Distributed Approach for DC Optimal Power Flow Calculations

TL;DR

This paper introduces a fully distributed method for solving the DC Optimal Power Flow problem, enabling decentralized control in power systems with proven convergence and tested on standard IEEE systems.

Contribution

It presents a novel distributed algorithm for DC-OPF that iteratively updates local variables through simple computations and neighbor communication, with proven convergence to optimality.

Findings

Method converges to the optimal solution

Effective on IEEE Reliability Test System

Enables decentralized power system control

Abstract

The trend in the electric power system is to move towards increased amounts of distributed resources which suggests a transition from the current highly centralized to a more distributed control structure.
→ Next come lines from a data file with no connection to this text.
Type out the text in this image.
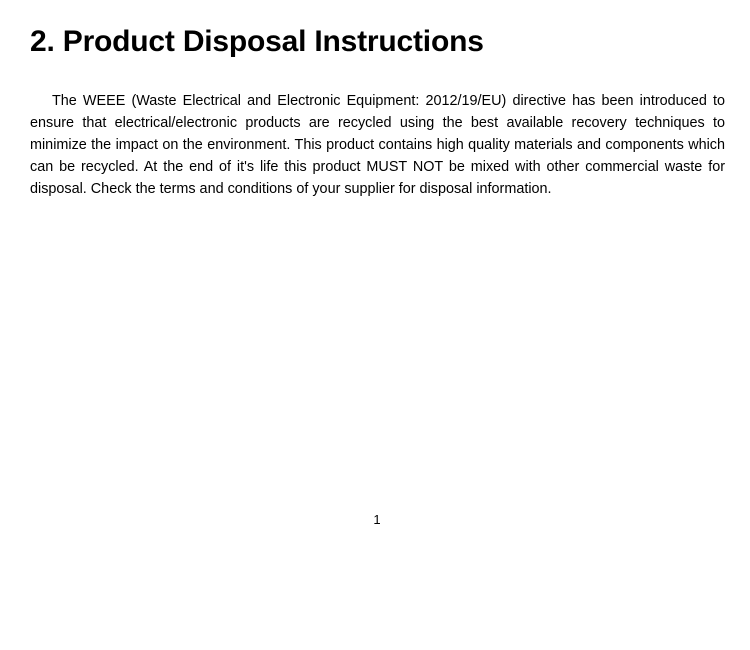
2. Product Disposal Instructions

The WEEE (Waste Electrical and Electronic Equipment: 2012/19/EU) directive has been introduced to ensure that electrical/electronic products are recycled using the best available recovery techniques to minimize the impact on the environment. This product contains high quality materials and components which can be recycled. At the end of it's life this product MUST NOT be mixed with other commercial waste for disposal. Check the terms and conditions of your supplier for disposal information.

1
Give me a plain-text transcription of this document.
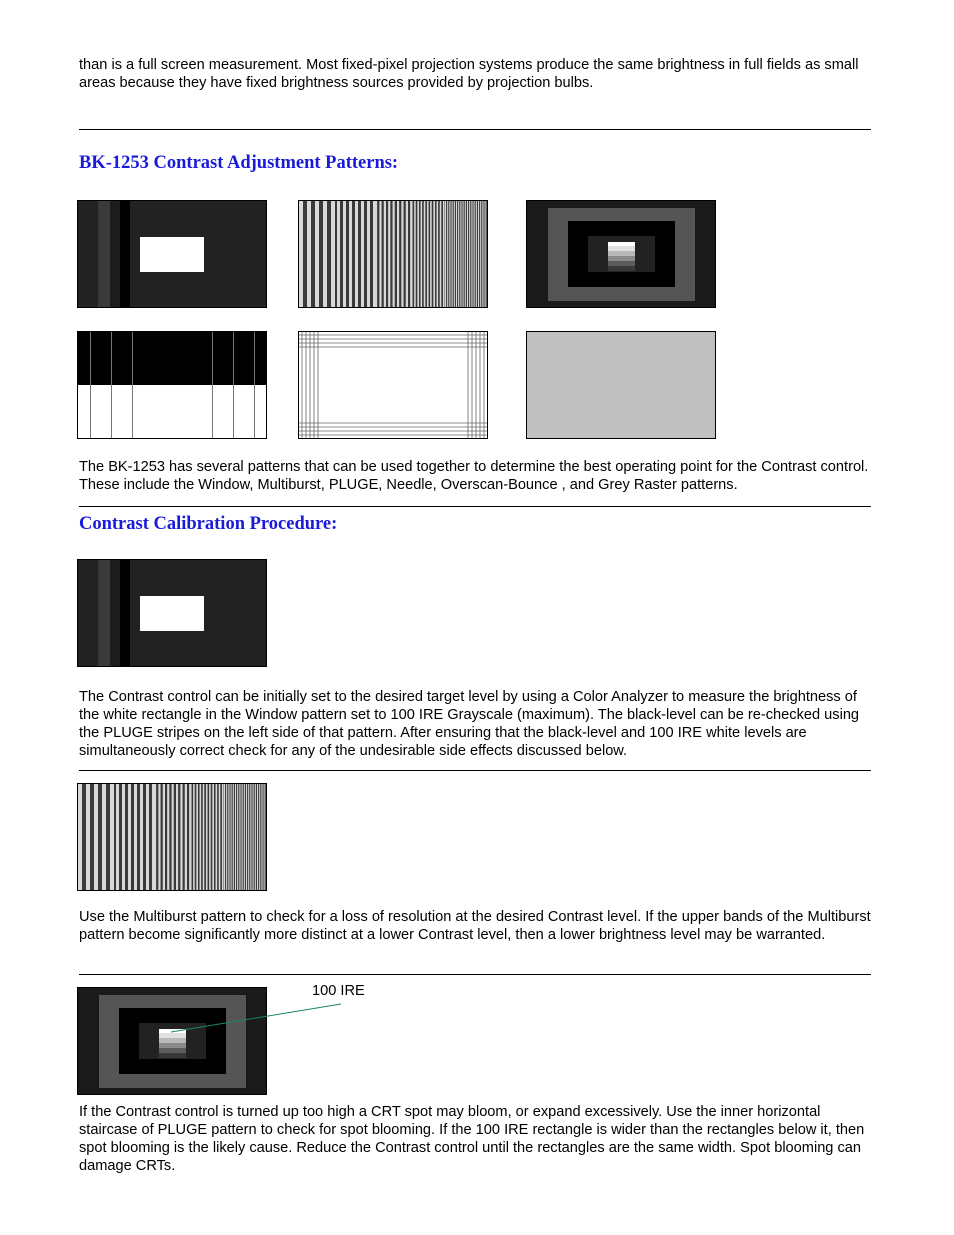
than is a full screen measurement. Most fixed-pixel projection systems produce the same brightness in full fields as small areas because they have fixed brightness sources provided by projection bulbs.

BK-1253 Contrast Adjustment Patterns:

The BK-1253 has several patterns that can be used together to determine the best operating point for the Contrast control. These include the Window, Multiburst, PLUGE, Needle, Overscan-Bounce , and Grey Raster patterns.

Contrast Calibration Procedure:

The Contrast control can be initially set to the desired target level by using a Color Analyzer to measure the brightness of the white rectangle in the Window pattern set to 100 IRE Grayscale (maximum). The black-level can be re-checked using the PLUGE stripes on the left side of that pattern. After ensuring that the black-level and 100 IRE white levels are simultaneously correct check for any of the undesirable side effects discussed below.

Use the Multiburst pattern to check for a loss of resolution at the desired Contrast level. If the upper bands of the Multiburst pattern become significantly more distinct at a lower Contrast level, then a lower brightness level may be warranted.

100 IRE

If the Contrast control is turned up too high a CRT spot may bloom, or expand excessively. Use the inner horizontal staircase of PLUGE pattern to check for spot blooming. If the 100 IRE rectangle is wider than the rectangles below it, then spot blooming is the likely cause. Reduce the Contrast control until the rectangles are the same width. Spot blooming can damage CRTs.
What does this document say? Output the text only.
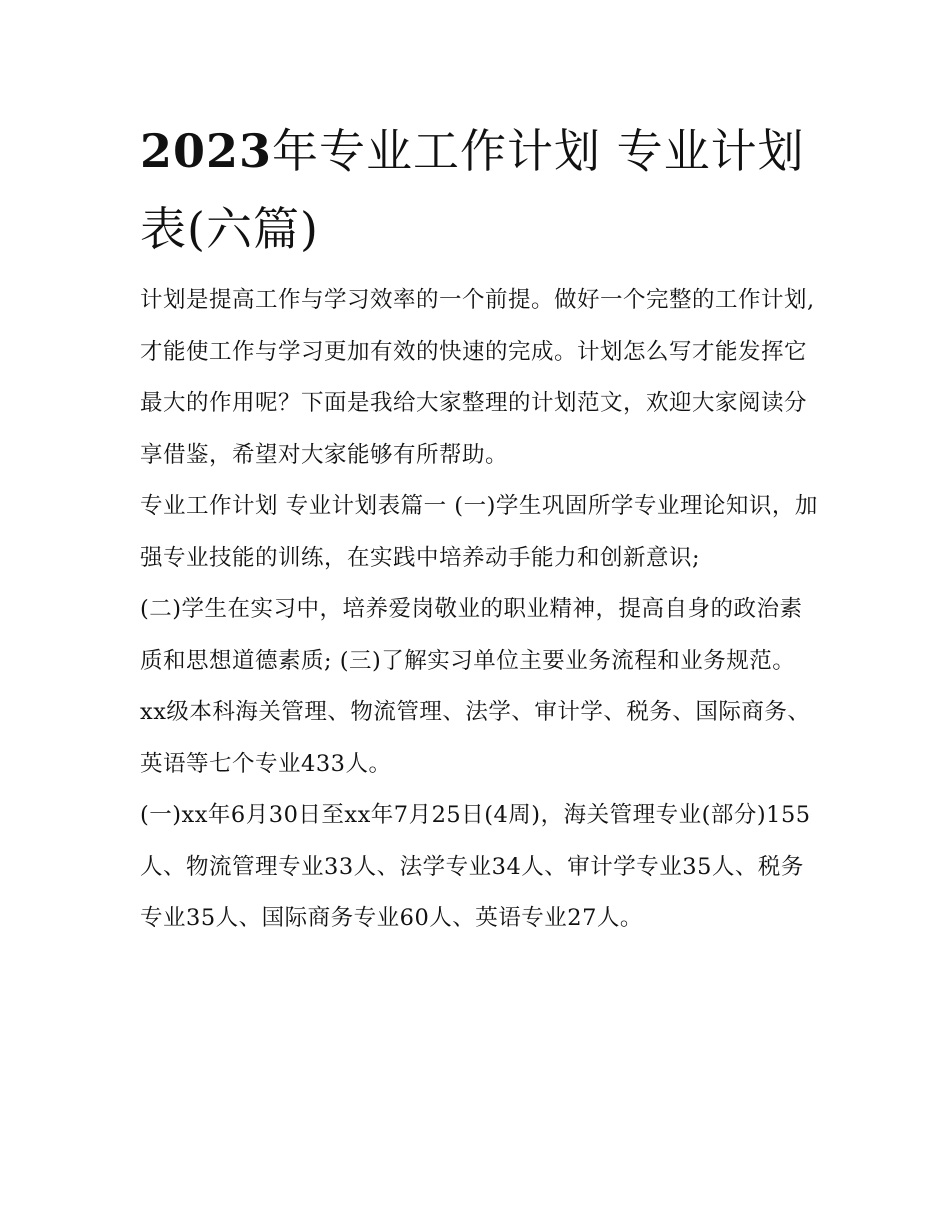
2023年专业工作计划 专业计划表(六篇)

计划是提高工作与学习效率的一个前提。做好一个完整的工作计划,才能使工作与学习更加有效的快速的完成。计划怎么写才能发挥它最大的作用呢？下面是我给大家整理的计划范文，欢迎大家阅读分享借鉴，希望对大家能够有所帮助。

专业工作计划 专业计划表篇一 (一)学生巩固所学专业理论知识，加强专业技能的训练，在实践中培养动手能力和创新意识;

(二)学生在实习中，培养爱岗敬业的职业精神，提高自身的政治素质和思想道德素质; (三)了解实习单位主要业务流程和业务规范。

xx级本科海关管理、物流管理、法学、审计学、税务、国际商务、英语等七个专业433人。

(一)xx年6月30日至xx年7月25日(4周)，海关管理专业(部分)155人、物流管理专业33人、法学专业34人、审计学专业35人、税务专业35人、国际商务专业60人、英语专业27人。
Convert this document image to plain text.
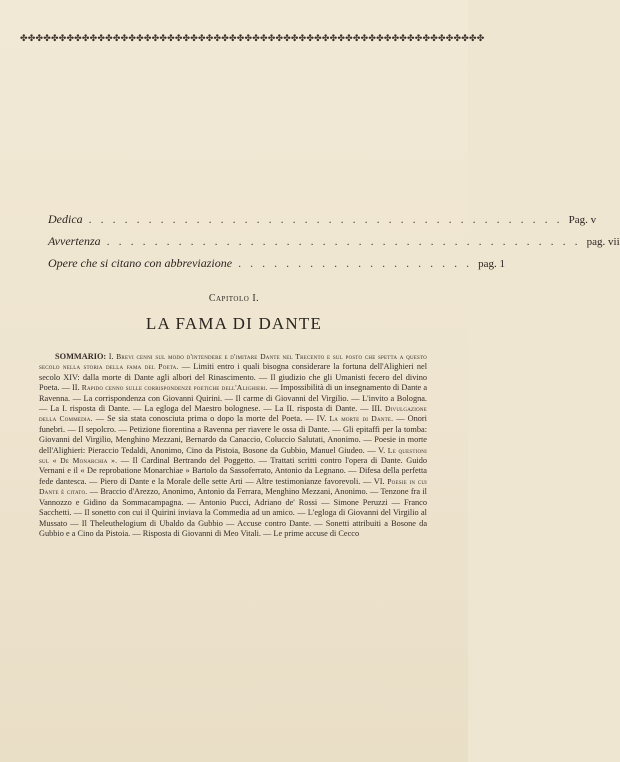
✤✤✤✤✤✤✤✤✤✤✤✤✤✤✤✤✤✤✤✤✤✤✤✤✤✤✤✤✤✤✤✤✤✤✤✤✤✤✤✤✤✤✤✤✤✤✤✤✤✤✤✤✤✤✤✤✤✤✤✤
Dedica . . . . . . . . . . . . . . . . . . . . . . . . . . . . . . . . . . . . . . . . Pag. v
Avvertenza . . . . . . . . . . . . . . . . . . . . . . . . . . . . . . . . . . . . . . . . pag. vii
Opere che si citano con abbreviazione . . . . . . . . . . . . . . . . . . . . pag. 1
Capitolo I.
LA FAMA DI DANTE
SOMMARIO: I. Brevi cenni sul modo d'intendere e d'imitare Dante nel Trecento e sul posto che spetta a questo secolo nella storia della fama del Poeta. — Limiti entro i quali bisogna considerare la fortuna dell'Alighieri nel secolo XIV: dalla morte di Dante agli albori del Rinascimento. — Il giudizio che gli Umanisti fecero del divino Poeta. — II. Rapido cenno sulle corrispondenze poetiche dell'Alighieri. — Impossibilità di un insegnamento di Dante a Ravenna. — La corrispondenza con Giovanni Quirini. — Il carme di Giovanni del Virgilio. — L'invito a Bologna. — La I. risposta di Dante. — La egloga del Maestro bolognese. — La II. risposta di Dante. — III. Divulgazione della Commedia. — Se sia stata conosciuta prima o dopo la morte del Poeta. — IV. La morte di Dante. — Onori funebri. — Il sepolcro. — Petizione fiorentina a Ravenna per riavere le ossa di Dante. — Gli epitaffi per la tomba: Giovanni del Virgilio, Menghino Mezzani, Bernardo da Canaccio, Coluccio Salutati, Anonimo. — Poesie in morte dell'Alighieri: Pieraccio Tedaldi, Anonimo, Cino da Pistoia, Bosone da Gubbio, Manuel Giudeo. — V. Le questioni sul « De Monarchia ». — Il Cardinal Bertrando del Poggetto. — Trattati scritti contro l'opera di Dante. Guido Vernani e il « De reprobatione Monarchiae » Bartolo da Sassoferrato, Antonio da Legnano. — Difesa della perfetta fede dantesca. — Piero di Dante e la Morale delle sette Arti — Altre testimonianze favorevoli. — VI. Poesie in cui Dante è citato. — Braccio d'Arezzo, Anonimo, Antonio da Ferrara, Menghino Mezzani, Anonimo. — Tenzone fra il Vannozzo e Gidino da Sommacampagna. — Antonio Pucci, Adriano de' Rossi — Simone Peruzzi — Franco Sacchetti. — Il sonetto con cui il Quirini inviava la Commedia ad un amico. — L'egloga di Giovanni del Virgilio al Mussato — Il Theleuthelogium di Ubaldo da Gubbio — Accuse contro Dante. — Sonetti attribuiti a Bosone da Gubbio e a Cino da Pistoia. — Risposta di Giovanni di Meo Vitali. — Le prime accuse di Cecco
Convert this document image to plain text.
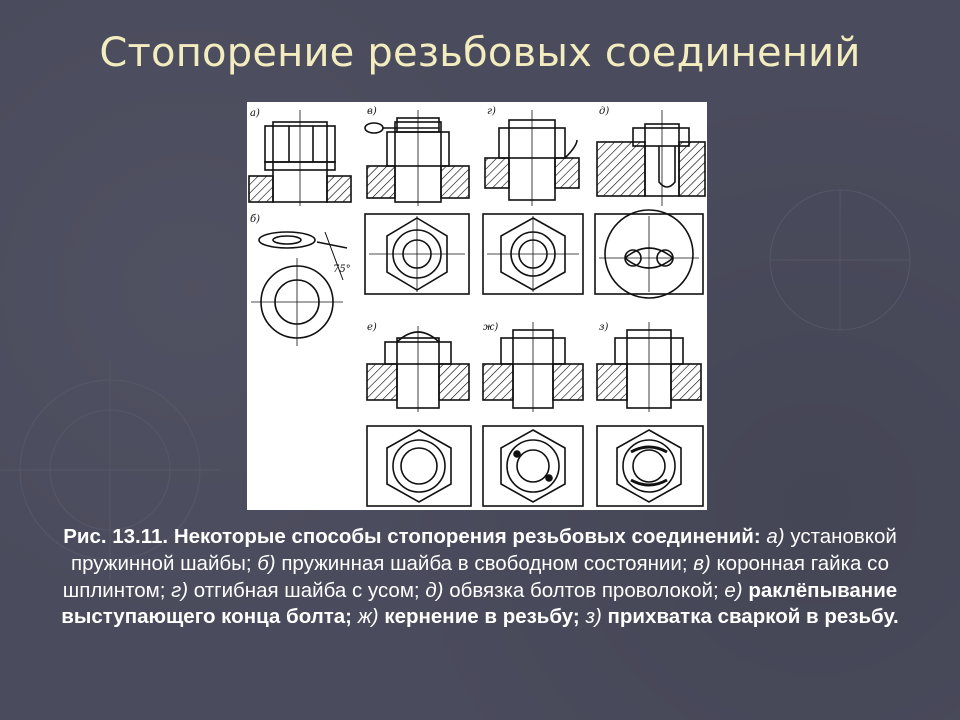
Стопорение резьбовых соединений
а)	в)	г)	д)
б)
е)	ж)	з)
75°
Рис. 13.11. Некоторые способы стопорения резьбовых соединений: а) установкой пружинной шайбы; б) пружинная шайба в свободном состоянии; в) коронная гайка со шплинтом; г) отгибная шайба с усом; д) обвязка болтов проволокой; е) раклёпывание выступающего конца болта; ж) кернение в резьбу; з) прихватка сваркой в резьбу.
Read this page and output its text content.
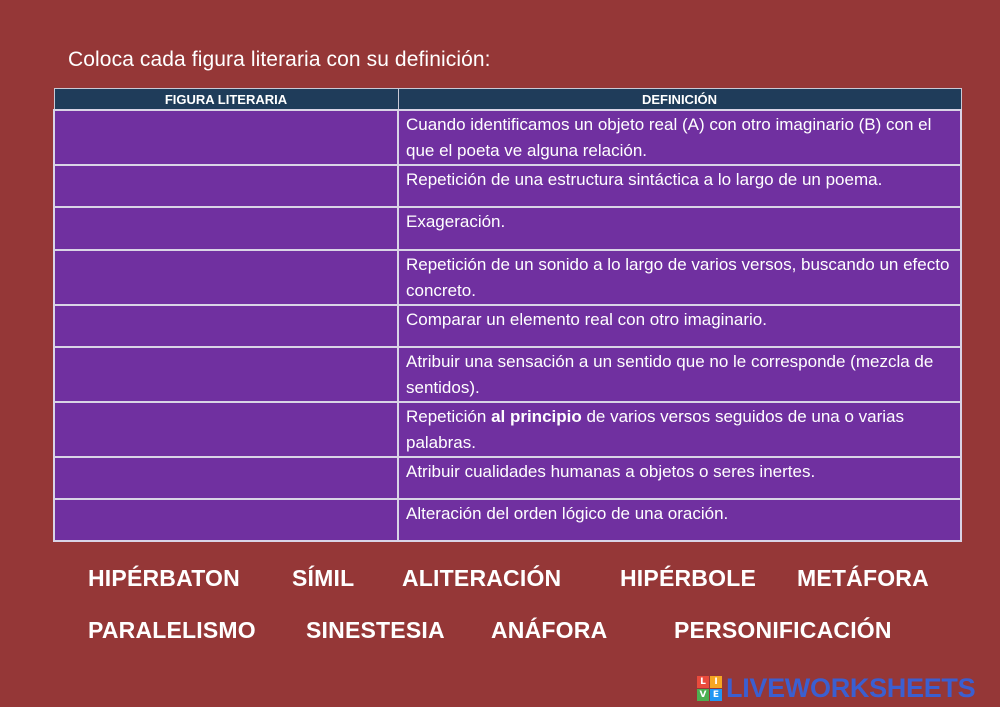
Coloca cada figura literaria con su definición:
FIGURA LITERARIA	DEFINICIÓN

	Cuando identificamos un objeto real (A) con otro imaginario (B) con el que el poeta ve alguna relación.

	Repetición de una estructura sintáctica a lo largo de un poema.

	Exageración.

	Repetición de un sonido a lo largo de varios versos, buscando un efecto concreto.

	Comparar un elemento real con otro imaginario.

	Atribuir una sensación a un sentido que no le corresponde (mezcla de sentidos).

	Repetición al principio de varios versos seguidos de una o varias palabras.

	Atribuir cualidades humanas a objetos o seres inertes.

	Alteración del orden lógico de una oración.
HIPÉRBATON SÍMIL ALITERACIÓN	HIPÉRBOLE METÁFORA
PARALELISMO SINESTESIA ANÁFORA	PERSONIFICACIÓN
L I
V E LIVEWORKSHEETS
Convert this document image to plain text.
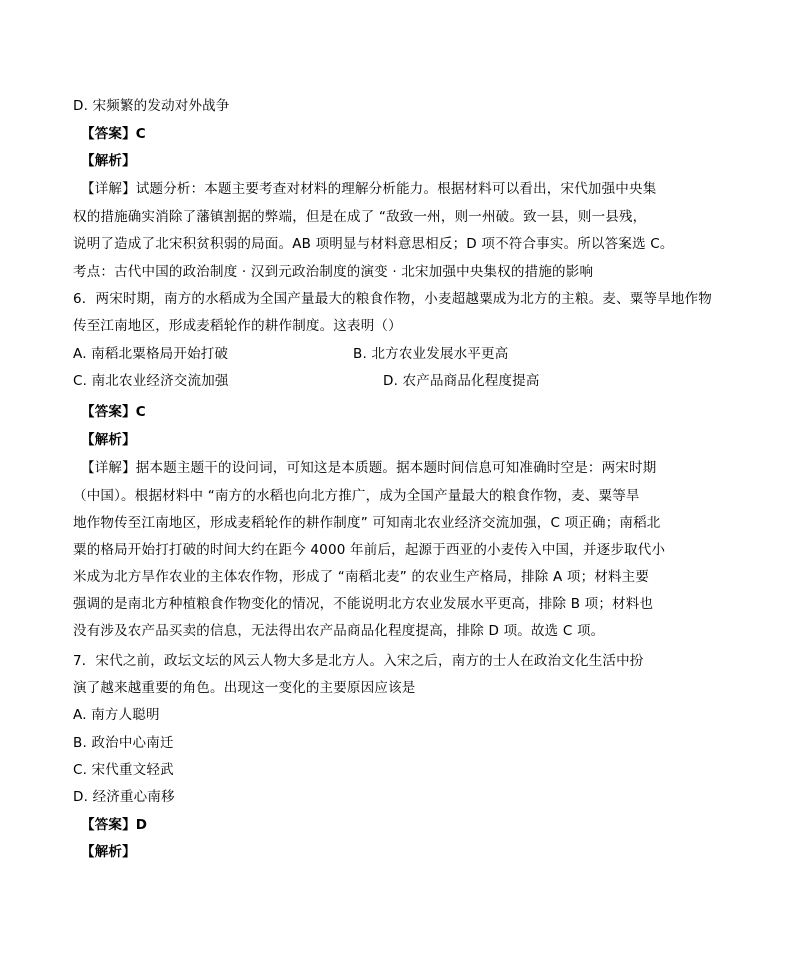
D. 宋频繁的发动对外战争
【答案】C
【解析】
【详解】试题分析：本题主要考查对材料的理解分析能力。根据材料可以看出，宋代加强中央集
权的措施确实消除了藩镇割据的弊端，但是在成了 “敌致一州，则一州破。致一县，则一县残，
说明了造成了北宋积贫积弱的局面。AB 项明显与材料意思相反；D 项不符合事实。所以答案选 C。
考点：古代中国的政治制度 · 汉到元政治制度的演变 · 北宋加强中央集权的措施的影响
6．两宋时期，南方的水稻成为全国产量最大的粮食作物，小麦超越粟成为北方的主粮。麦、粟等旱地作物
传至江南地区，形成麦稻轮作的耕作制度。这表明（）
A. 南稻北粟格局开始打破	B. 北方农业发展水平更高
C. 南北农业经济交流加强	D. 农产品商品化程度提高
【答案】C
【解析】
【详解】据本题主题干的设问词，可知这是本质题。据本题时间信息可知准确时空是：两宋时期
（中国）。根据材料中 “南方的水稻也向北方推广，成为全国产量最大的粮食作物，麦、粟等旱
地作物传至江南地区，形成麦稻轮作的耕作制度” 可知南北农业经济交流加强，C 项正确；南稻北
粟的格局开始打打破的时间大约在距今 4000 年前后，起源于西亚的小麦传入中国，并逐步取代小
米成为北方旱作农业的主体农作物，形成了 “南稻北麦” 的农业生产格局，排除 A 项；材料主要
强调的是南北方种植粮食作物变化的情况，不能说明北方农业发展水平更高，排除 B 项；材料也
没有涉及农产品买卖的信息，无法得出农产品商品化程度提高，排除 D 项。故选 C 项。
7．宋代之前，政坛文坛的风云人物大多是北方人。入宋之后，南方的士人在政治文化生活中扮
演了越来越重要的角色。出现这一变化的主要原因应该是
A. 南方人聪明
B. 政治中心南迁
C. 宋代重文轻武
D. 经济重心南移
【答案】D
【解析】
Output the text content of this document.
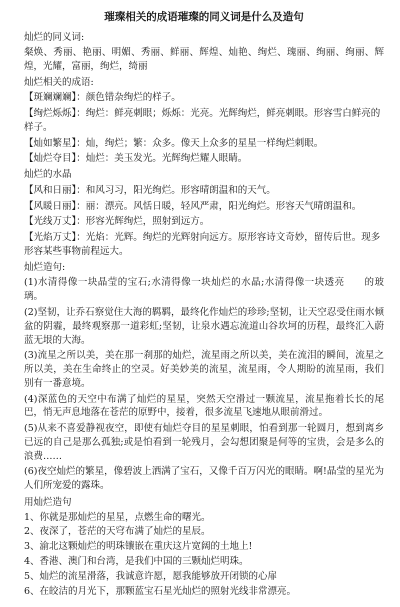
璀璨相关的成语璀璨的同义词是什么及造句
灿烂的同义词:
粲焕、秀丽、艳丽、明媚、秀丽、鲜丽、辉煌、灿艳、绚烂、瑰丽、绚丽、绚丽、辉煌，光耀，富丽，绚烂，绮丽
灿烂相关的成语:
【斑斓斓斓】：颜色错杂绚烂的样子。
【绚烂烁烁】：绚烂：鲜亮刺眼；烁烁：光亮。光辉绚烂，鲜亮刺眼。形容雪白鲜亮的样子。
【灿如繁星】：灿，绚烂；繁：众多。像天上众多的星星一样绚烂刺眼。
【灿烂夺目】：灿烂：美玉发光。光辉绚烂耀人眼睛。
灿烂的水晶
【风和日丽】：和风习习，阳光绚烂。形容晴朗温和的天气。
【风暖日丽】：丽：漂亮。风恬日暖，轻风严肃，阳光绚烂。形容天气晴朗温和。
【光线万丈】：形容光辉绚烂，照射到远方。
【光焰万丈】：光焰：光辉。绚烂的光辉射向远方。原形容诗文奇妙，留传后世。现多形容某些事物前程远大。
灿烂造句:
(1)水清得像一块晶莹的宝石;水清得像一块灿烂的水晶;水清得像一块透亮　　的玻璃。
(2)坚韧，让乔石察觉住大海的羁羁，最终化作灿烂的珍珍;坚韧，让天空忍受住雨水倾盆的阴霾，最终观察那一道彩虹;坚韧，让泉水遇忘流道山谷坎坷的历程，最终汇入蔚蓝无垠的大海。
(3)流星之所以美，美在那一刹那的灿烂，流星雨之所以美，美在流泪的瞬间，流星之所以美，美在生命终止的空灵。好美妙美的流星，流星雨，令人期盼的流星雨，我们别有一番意境。
(4)深蓝色的天空中布满了灿烂的星星，突然天空滑过一颗流星，流星拖着长长的尾巴，悄无声息地落在苍茫的原野中，接着，很多流星飞速地从眼前滑过。
(5)从来不喜爱静视夜空，即使有灿烂夺目的星星刺眼，怕看到那一轮圆月，想到离乡已远的自己是那么孤独;或是怕看到一轮残月，会勾想团聚是何等的宝贵，会是多么的浪费……
(6)夜空灿烂的繁星，像碧波上洒满了宝石，又像千百万闪光的眼睛。啊!晶莹的星光为人们所宠爱的露珠。
用灿烂造句
1、你就是那灿烂的星星，点燃生命的曙光。
2、夜深了，苍茫的天穹布满了灿烂的星辰。
3、渝北这颗灿烂的明珠镶嵌在重庆这片宽阔的土地上!
4、香港、澳门和台湾，是我们中国的三颗灿烂明珠。
5、灿烂的流星滑落，我诚意许愿，愿我能够放开闭锁的心扉
6、在皎洁的月光下，那颗蓝宝石星光灿烂的照射光线非常漂亮。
In this paper, we propose a method which enables a fully distributed solution of the DC Optimal Power Flow problem (DC-OPF), i.e. the generation settings which minimize cost while supplying the load and ensuring that all line flows are below their limits are determined in a distributed fashion. The approach consists of a distributed procedure that aims at solving the first order optimality conditions in which individual bus optimization variables are iteratively updated through simple local computations and information is exchanged with neighboring entities. In particular, the update for a specific bus consists of a term which takes into account the coupling between the neighboring Lagrange multiplier variables and a local innovation term that enforces the demand/supply balance. The buses exchange information on the current update of their multipliers and the bus angle with their neighboring buses. An analytical proof is given that the proposed method converges to the optimal solution of the DC-OPF. Also, the performance is evaluated using the IEEE Reliability Test System as a test case.